Inflation-adjusted consumer spending leveled off in November, but officials will want to see more than a month of data indicating demand is cooling substantially.

“Overall, the data releases painted a picture of a slowing economy towards the end of the year, which should help support a continued slowdown in inflation as we head into 2023.”said Sam Millette, fixed income strategist at Commonwealth Financial Network, in a note.

After hitting 40-year highs earlier in the year, price pressures are finally easing. The Personal Consumption Expenditures Ex-Food and Energy Price Index, which Fed Chairman Jerome Powell has highlighted as a more accurate measure of where inflation is headed, rose 4.7% in November, up from 5 % of the previous month.

The general PCE price index rose 0.1% and 5.5% more than a year ago, the lowest since October 2021, but still well above the central bank’s 2% target.

While that should be good news for Powell and his colleagues, wage gains, particularly in the service sector, have remained stubbornly strong.

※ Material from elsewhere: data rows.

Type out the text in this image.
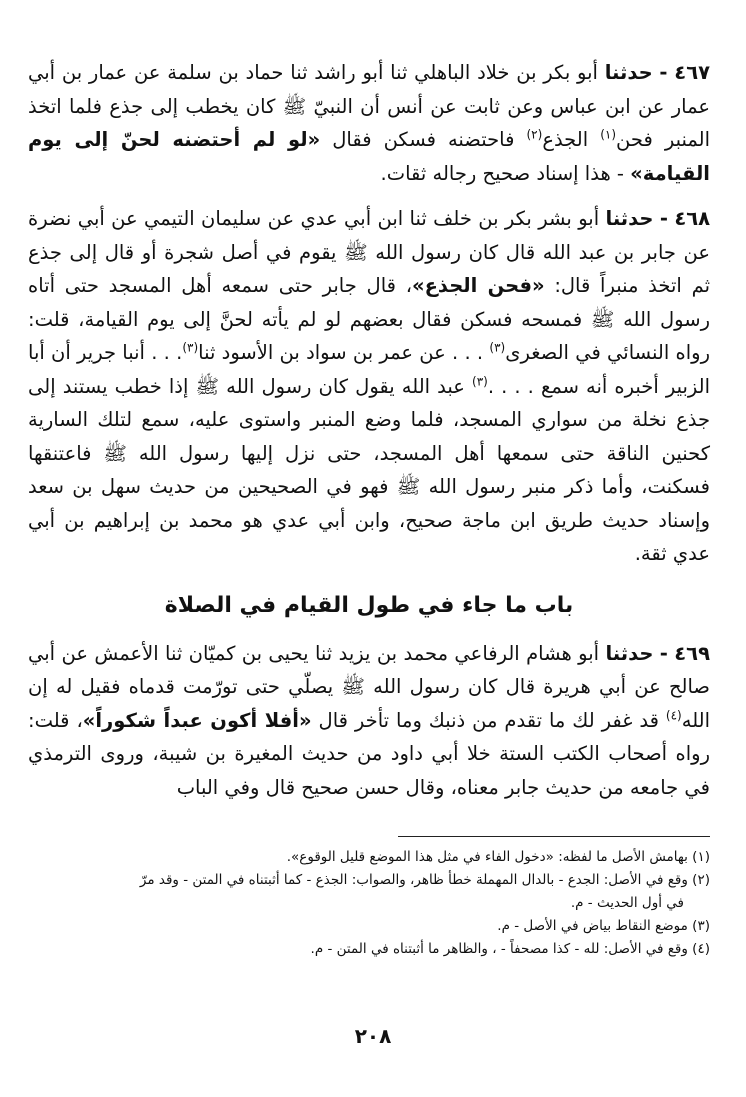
٤٦٧ - حدثنا أبو بكر بن خلاد الباهلي ثنا أبو راشد ثنا حماد بن سلمة عن عمار بن أبي عمار عن ابن عباس وعن ثابت عن أنس أن النبيّ ﷺ كان يخطب إلى جذع فلما اتخذ المنبر فحن$^{(١)}$ الجذع$^{(٢)}$ فاحتضنه فسكن فقال «لو لم أحتضنه لحنّ إلى يوم القيامة» - هذا إسناد صحيح رجاله ثقات.

٤٦٨ - حدثنا أبو بشر بكر بن خلف ثنا ابن أبي عدي عن سليمان التيمي عن أبي نضرة عن جابر بن عبد الله قال كان رسول الله ﷺ يقوم في أصل شجرة أو قال إلى جذع ثم اتخذ منبراً قال: «فحن الجذع»، قال جابر حتى سمعه أهل المسجد حتى أتاه رسول الله ﷺ فمسحه فسكن فقال بعضهم لو لم يأته لحنَّ إلى يوم القيامة، قلت: رواه النسائي في الصغرى$^{(٣)}$ . . . عن عمر بن سواد بن الأسود ثنا$^{(٣)}$. . . أنبا جرير أن أبا الزبير أخبره أنه سمع . . . .$^{(٣)}$ عبد الله يقول كان رسول الله ﷺ إذا خطب يستند إلى جذع نخلة من سواري المسجد، فلما وضع المنبر واستوى عليه، سمع لتلك السارية كحنين الناقة حتى سمعها أهل المسجد، حتى نزل إليها رسول الله ﷺ فاعتنقها فسكنت، وأما ذكر منبر رسول الله ﷺ فهو في الصحيحين من حديث سهل بن سعد وإسناد حديث طريق ابن ماجة صحيح، وابن أبي عدي هو محمد بن إبراهيم بن أبي عدي ثقة.

باب ما جاء في طول القيام في الصلاة

٤٦٩ - حدثنا أبو هشام الرفاعي محمد بن يزيد ثنا يحيى بن كميّان ثنا الأعمش عن أبي صالح عن أبي هريرة قال كان رسول الله ﷺ يصلّي حتى تورّمت قدماه فقيل له إن الله$^{(٤)}$ قد غفر لك ما تقدم من ذنبك وما تأخر قال «أفلا أكون عبداً شكوراً»، قلت: رواه أصحاب الكتب الستة خلا أبي داود من حديث المغيرة بن شيبة، وروى الترمذي في جامعه من حديث جابر معناه، وقال حسن صحيح قال وفي الباب

(١) بهامش الأصل ما لفظه: «دخول الفاء في مثل هذا الموضع قليل الوقوع».

(٢) وقع في الأصل: الجدع - بالدال المهملة خطأ ظاهر، والصواب: الجذع - كما أثبتناه في المتن - وقد مرّ

في أول الحديث - م.

(٣) موضع النقاط بياض في الأصل - م.

(٤) وقع في الأصل: لله - كذا مصحفاً - ، والظاهر ما أثبتناه في المتن - م.

٢٠٨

Inflation-adjusted disposable income increased by 0.3%. Wages and salaries, without adjusting for prices, rose 0.5% for a second month, Commerce data showed.

While that has been a boon for American workers, officials see it as potentially worrying about the trajectory of price increases. Powell has focused on compensation as a guide in the central bank’s fight against inflation, which may support why the Fed sees borrowing costs as staying higher than investors.

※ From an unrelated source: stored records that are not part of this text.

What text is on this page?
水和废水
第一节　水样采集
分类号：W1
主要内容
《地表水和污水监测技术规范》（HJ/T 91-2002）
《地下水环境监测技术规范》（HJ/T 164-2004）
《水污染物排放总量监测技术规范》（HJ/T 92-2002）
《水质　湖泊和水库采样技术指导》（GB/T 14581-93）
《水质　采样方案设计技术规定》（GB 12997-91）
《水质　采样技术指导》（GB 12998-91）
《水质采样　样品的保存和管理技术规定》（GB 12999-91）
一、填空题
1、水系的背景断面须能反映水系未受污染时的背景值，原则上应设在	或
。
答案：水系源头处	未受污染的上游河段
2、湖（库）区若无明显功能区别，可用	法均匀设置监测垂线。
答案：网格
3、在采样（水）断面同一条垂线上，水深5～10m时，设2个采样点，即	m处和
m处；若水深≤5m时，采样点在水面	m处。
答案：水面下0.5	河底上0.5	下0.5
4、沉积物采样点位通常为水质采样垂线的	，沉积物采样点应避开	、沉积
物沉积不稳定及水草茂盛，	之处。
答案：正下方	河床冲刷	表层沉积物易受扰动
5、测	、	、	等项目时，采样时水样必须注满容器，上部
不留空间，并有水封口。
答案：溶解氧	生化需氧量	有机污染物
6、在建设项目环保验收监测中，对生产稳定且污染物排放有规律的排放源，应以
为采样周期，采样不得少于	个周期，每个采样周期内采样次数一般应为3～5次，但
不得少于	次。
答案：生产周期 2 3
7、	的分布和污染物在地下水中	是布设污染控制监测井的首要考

“The incoming data continues to paint an economy that has not cooled enough to reduce inflation that is too high”, Citigroup Inc. economists Andrew Hollenhorst and Veronica Clark said in a note. “While the pressure on goods prices has eased along with demand, we don’t see a similar dynamic in services.”

What Bloomberg Economics Says…

“The November slowdown in the Fed’s preferred price measure, the PCE deflator, adds to evidence of near-term downward momentum for inflation…Nonetheless, strong wage earnings and real incomes They suggest that the job market has yet to cool significantly, and officials are unlikely to see this report as convincing enough to make them back away from a terminal federal funds rate above 5%. —Anna Wong and Eliza Winger, economists.

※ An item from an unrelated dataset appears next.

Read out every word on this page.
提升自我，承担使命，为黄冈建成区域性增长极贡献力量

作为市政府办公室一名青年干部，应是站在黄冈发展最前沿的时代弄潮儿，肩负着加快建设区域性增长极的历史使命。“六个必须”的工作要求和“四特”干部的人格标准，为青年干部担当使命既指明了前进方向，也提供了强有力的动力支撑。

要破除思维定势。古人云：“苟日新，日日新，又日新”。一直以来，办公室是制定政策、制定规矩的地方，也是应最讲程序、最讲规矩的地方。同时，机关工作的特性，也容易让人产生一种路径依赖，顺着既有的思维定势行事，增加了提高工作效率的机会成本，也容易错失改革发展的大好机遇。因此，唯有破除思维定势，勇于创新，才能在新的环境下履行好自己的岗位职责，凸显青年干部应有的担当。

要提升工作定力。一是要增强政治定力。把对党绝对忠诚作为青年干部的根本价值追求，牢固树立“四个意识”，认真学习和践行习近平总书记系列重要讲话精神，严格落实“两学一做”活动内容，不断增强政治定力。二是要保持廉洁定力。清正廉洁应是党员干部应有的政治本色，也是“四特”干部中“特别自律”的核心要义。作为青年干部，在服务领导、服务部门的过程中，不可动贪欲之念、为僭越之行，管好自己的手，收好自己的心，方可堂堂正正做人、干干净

Other parts of the economy are showing more noticeable impact from the Fed’s most intense tightening cycle since the early 1980s, separate government data showed on Friday.

Orders placed with US manufacturers of non-defense capital goods, except aircraft, rose 0.2% in November after a sharp downward revision from the previous month, and total durable goods stocks plunged a 2.1%, the biggest drop since April 2020.

The housing market, which is particularly sensitive to changes in interest rates, may be stabilizing as mortgage rates recede from a two-decade high. New home sales rose unexpectedly in November for the second month, although the data is extremely volatile.

“I suspect builders are much more motivated sellers (especially given rising financing costs) than current homeowners, who don’t want to part with their mortgages at 3% or less”said Stephen Stanley, chief economist at Amherst Pierpont Securities LLC. in a note “This may explain why new home sales are rising while existing home sales are plummeting.”

Consumers are increasingly optimistic about the path of price pressures, with short-term and long-term inflation expectations falling this month, data from the University of Michigan showed. That reflected easing price pressures and relief at the gas pump, which boosted confidence, but the data reflects a high degree of uncertainty.

“While sentiment appears to have turned around from its all-time low in June, its trajectory, as well as that of consumer spending, will depend on the strength of labor markets and incomes”said Joanne Hsu, director of the survey.